I was asked to prove the following:
Let $X$ and $Y$ be two r.v.'s and $\mathcal A$ a $\sigma$-subfield of the probability space. $X,\ Y$ are called conditionally independent on $\mathcal A$ if for all measurable functions $f\geq0$ and $g\geq0$, $$E[f(X)g(Y)|\mathcal A]=E[f(X)|\mathcal A]\cdot E[g(Y)|\mathcal A]\quad\text{a.s.}\quad (*)$$ Prove that this definition is equivalent to: For any nonnegative $\mathcal A$-measurable r.v. $Z$ and all measurable functions $f\geq0$ and $g\geq0$, $$E[f(X)g(Y)Z]=E[f(X)ZE[g(Y)|\mathcal A]]\quad (\#)$$
My attempt:
"$\Rightarrow$": First $E[f(X)g(Y)Z]=E[E[f(X)g(Y)Z|\mathcal A]]=E[ZE[f(X)g(Y)|\mathcal A]]$ because $\sigma(Z)\subset\mathcal A$. By $(*)$ we have $$E[f(X)g(Y)Z]=E[ZE[f(X)|\mathcal A]\cdot E[g(Y)|\mathcal A]]=E[E[f(X)|\mathcal A]\cdot ZE[g(Y)|\mathcal A]]$$ Note that $ZE[g(Y)|\mathcal A]$ is $\mathcal A$-measurable, hence $$E[E[f(X)|\mathcal A]\cdot ZE[g(Y)|\mathcal A]]=E[f(X)ZE[g(Y)|\mathcal A]]$$
"$\Leftarrow$": Simply reverse everything above.
Some questions:
Is my proof correct?

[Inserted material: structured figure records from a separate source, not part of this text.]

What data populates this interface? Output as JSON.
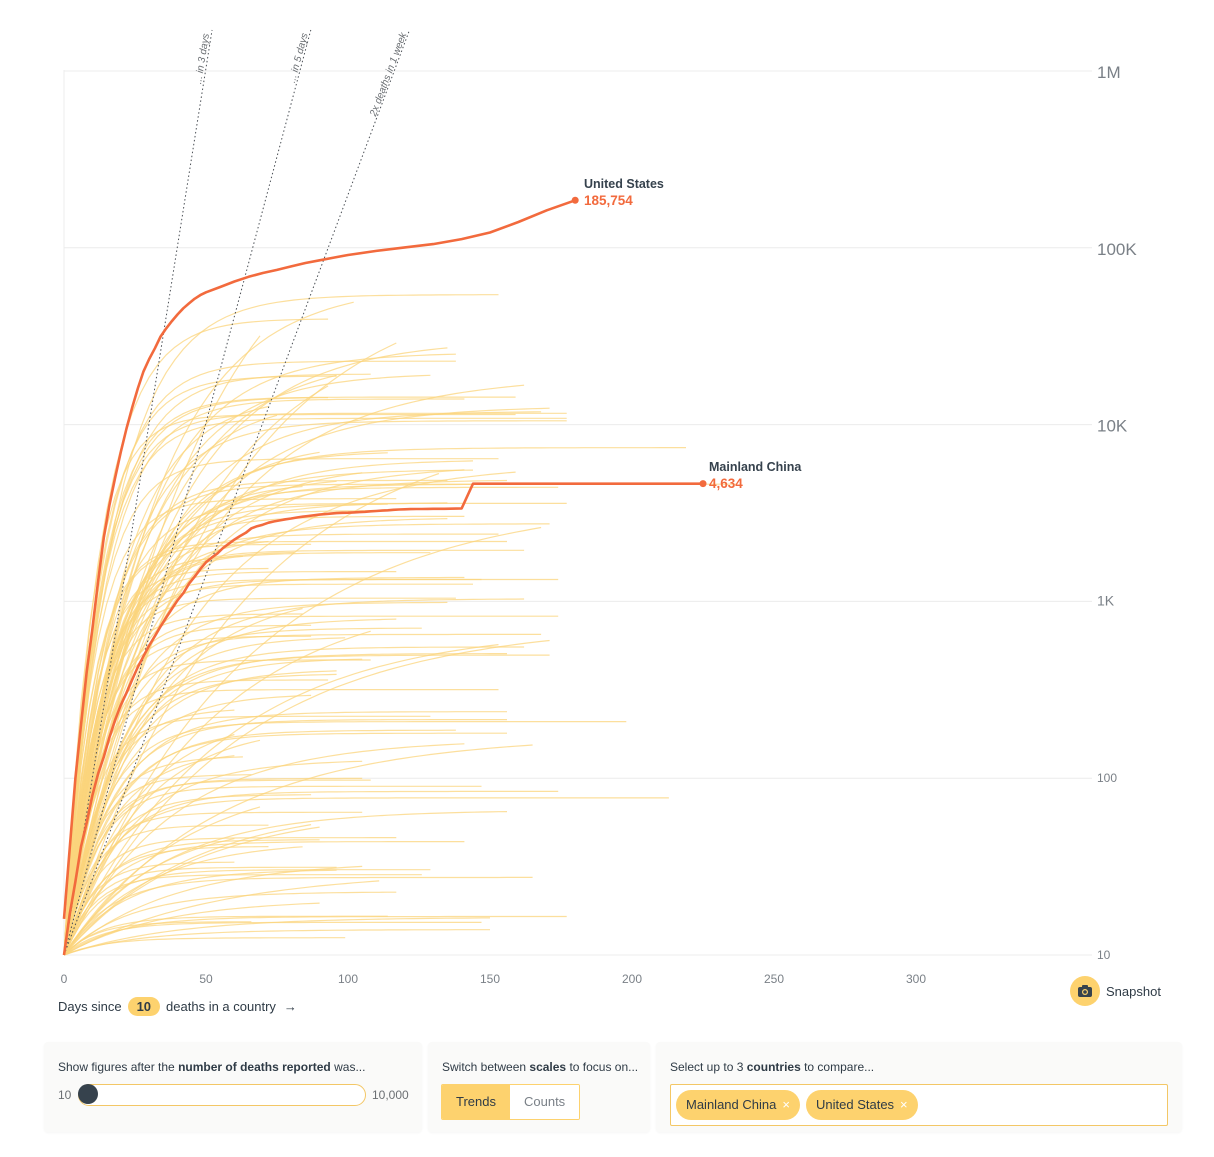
{
  "chart_data": {
    "type": "line",
    "xlabel_prefix": "Days since",
    "xlabel_threshold": "10",
    "xlabel_suffix": "deaths in a country",
    "xlabel_arrow": "→",
    "xlim": [
      0,
      360
    ],
    "ylim": [
      10,
      1000000
    ],
    "yscale": "log",
    "x_ticks": [
      "0",
      "50",
      "100",
      "150",
      "200",
      "250",
      "300"
    ],
    "y_ticks": [
      "10",
      "100",
      "1K",
      "10K",
      "100K",
      "1M"
    ],
    "grid": true,
    "doubling_lines": [
      {
        "label": "... in 3 days",
        "days": 3
      },
      {
        "label": "... in 5 days",
        "days": 5
      },
      {
        "label": "2x deaths in 1 week",
        "days": 7
      }
    ],
    "highlighted": [
      {
        "name": "United States",
        "value_label": "185,754",
        "color": "#f26a3d",
        "points": [
          [
            0,
            16
          ],
          [
            2,
            40
          ],
          [
            4,
            100
          ],
          [
            6,
            200
          ],
          [
            8,
            400
          ],
          [
            10,
            700
          ],
          [
            12,
            1300
          ],
          [
            14,
            2300
          ],
          [
            16,
            3500
          ],
          [
            18,
            5000
          ],
          [
            20,
            7000
          ],
          [
            22,
            9500
          ],
          [
            24,
            12500
          ],
          [
            26,
            16000
          ],
          [
            28,
            20000
          ],
          [
            30,
            23500
          ],
          [
            32,
            27000
          ],
          [
            34,
            31500
          ],
          [
            36,
            35000
          ],
          [
            38,
            38500
          ],
          [
            40,
            42000
          ],
          [
            42,
            45500
          ],
          [
            44,
            48500
          ],
          [
            46,
            51500
          ],
          [
            48,
            54000
          ],
          [
            50,
            56000
          ],
          [
            55,
            60000
          ],
          [
            60,
            64500
          ],
          [
            65,
            68500
          ],
          [
            70,
            72000
          ],
          [
            75,
            75000
          ],
          [
            80,
            78500
          ],
          [
            85,
            82000
          ],
          [
            90,
            85000
          ],
          [
            95,
            88000
          ],
          [
            100,
            91000
          ],
          [
            110,
            96000
          ],
          [
            120,
            100500
          ],
          [
            130,
            105000
          ],
          [
            140,
            112000
          ],
          [
            150,
            122000
          ],
          [
            160,
            140000
          ],
          [
            170,
            163000
          ],
          [
            180,
            185754
          ]
        ]
      },
      {
        "name": "Mainland China",
        "value_label": "4,634",
        "color": "#f26a3d",
        "points": [
          [
            0,
            10
          ],
          [
            2,
            17
          ],
          [
            4,
            26
          ],
          [
            6,
            41
          ],
          [
            8,
            56
          ],
          [
            10,
            80
          ],
          [
            12,
            106
          ],
          [
            14,
            132
          ],
          [
            16,
            170
          ],
          [
            18,
            213
          ],
          [
            20,
            259
          ],
          [
            22,
            304
          ],
          [
            24,
            361
          ],
          [
            26,
            425
          ],
          [
            28,
            490
          ],
          [
            30,
            563
          ],
          [
            32,
            636
          ],
          [
            34,
            722
          ],
          [
            36,
            811
          ],
          [
            38,
            908
          ],
          [
            40,
            1016
          ],
          [
            42,
            1113
          ],
          [
            44,
            1259
          ],
          [
            46,
            1380
          ],
          [
            48,
            1523
          ],
          [
            50,
            1665
          ],
          [
            52,
            1770
          ],
          [
            54,
            1868
          ],
          [
            56,
            2004
          ],
          [
            58,
            2118
          ],
          [
            60,
            2236
          ],
          [
            62,
            2345
          ],
          [
            64,
            2442
          ],
          [
            66,
            2592
          ],
          [
            68,
            2663
          ],
          [
            70,
            2715
          ],
          [
            72,
            2788
          ],
          [
            74,
            2835
          ],
          [
            76,
            2870
          ],
          [
            78,
            2912
          ],
          [
            80,
            2943
          ],
          [
            82,
            2981
          ],
          [
            84,
            3012
          ],
          [
            86,
            3042
          ],
          [
            88,
            3070
          ],
          [
            90,
            3097
          ],
          [
            92,
            3119
          ],
          [
            94,
            3136
          ],
          [
            96,
            3158
          ],
          [
            98,
            3169
          ],
          [
            100,
            3176
          ],
          [
            102,
            3189
          ],
          [
            104,
            3199
          ],
          [
            106,
            3213
          ],
          [
            108,
            3231
          ],
          [
            110,
            3245
          ],
          [
            112,
            3261
          ],
          [
            114,
            3277
          ],
          [
            116,
            3295
          ],
          [
            118,
            3309
          ],
          [
            120,
            3318
          ],
          [
            122,
            3326
          ],
          [
            124,
            3330
          ],
          [
            126,
            3333
          ],
          [
            128,
            3335
          ],
          [
            130,
            3339
          ],
          [
            132,
            3340
          ],
          [
            134,
            3342
          ],
          [
            136,
            3345
          ],
          [
            138,
            3349
          ],
          [
            140,
            3351
          ],
          [
            144,
            4632
          ],
          [
            160,
            4633
          ],
          [
            180,
            4634
          ],
          [
            200,
            4634
          ],
          [
            225,
            4634
          ]
        ]
      }
    ]
  },
  "labels": {
    "us_name": "United States",
    "us_value": "185,754",
    "cn_name": "Mainland China",
    "cn_value": "4,634"
  },
  "snapshot_label": "Snapshot",
  "controls": {
    "deaths_prefix": "Show figures after the",
    "deaths_bold": "number of deaths reported",
    "deaths_suffix": "was...",
    "slider_min": "10",
    "slider_max": "10,000",
    "slider_value_fraction": 0.0,
    "scales_prefix": "Switch between",
    "scales_bold": "scales",
    "scales_suffix": "to focus on...",
    "scale_options": [
      "Trends",
      "Counts"
    ],
    "scale_selected": "Trends",
    "countries_prefix": "Select up to 3",
    "countries_bold": "countries",
    "countries_suffix": "to compare...",
    "selected_countries": [
      "Mainland China",
      "United States"
    ],
    "remove_glyph": "×"
  },
  "colors": {
    "accent": "#fdd26e",
    "highlight": "#f26a3d",
    "background_lines": "#fbd47c",
    "grid": "#ececec"
  }
}
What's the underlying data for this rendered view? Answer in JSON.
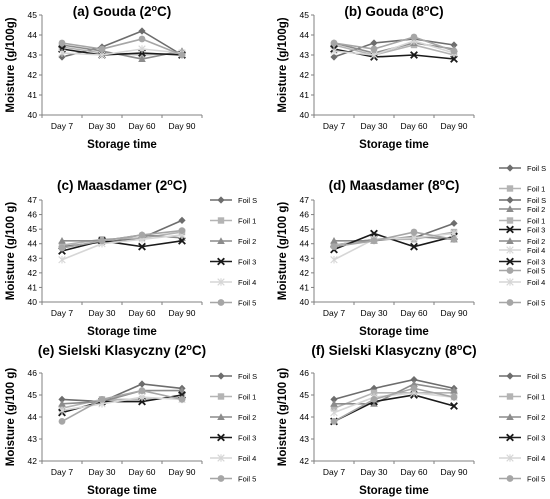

I am concerned about the integrability. But if we suppose all expectations that turn up exist, if my proof correct? On the other hand, is it possible that we do not have to worry about integrability because $f(X), g(Y), Z$ are all positive?
This definition of conditional independence is pretty different from what one usually sees. I don't really get the motivation of this definition. Can you explain how this is related to the usual definition of conditional independence?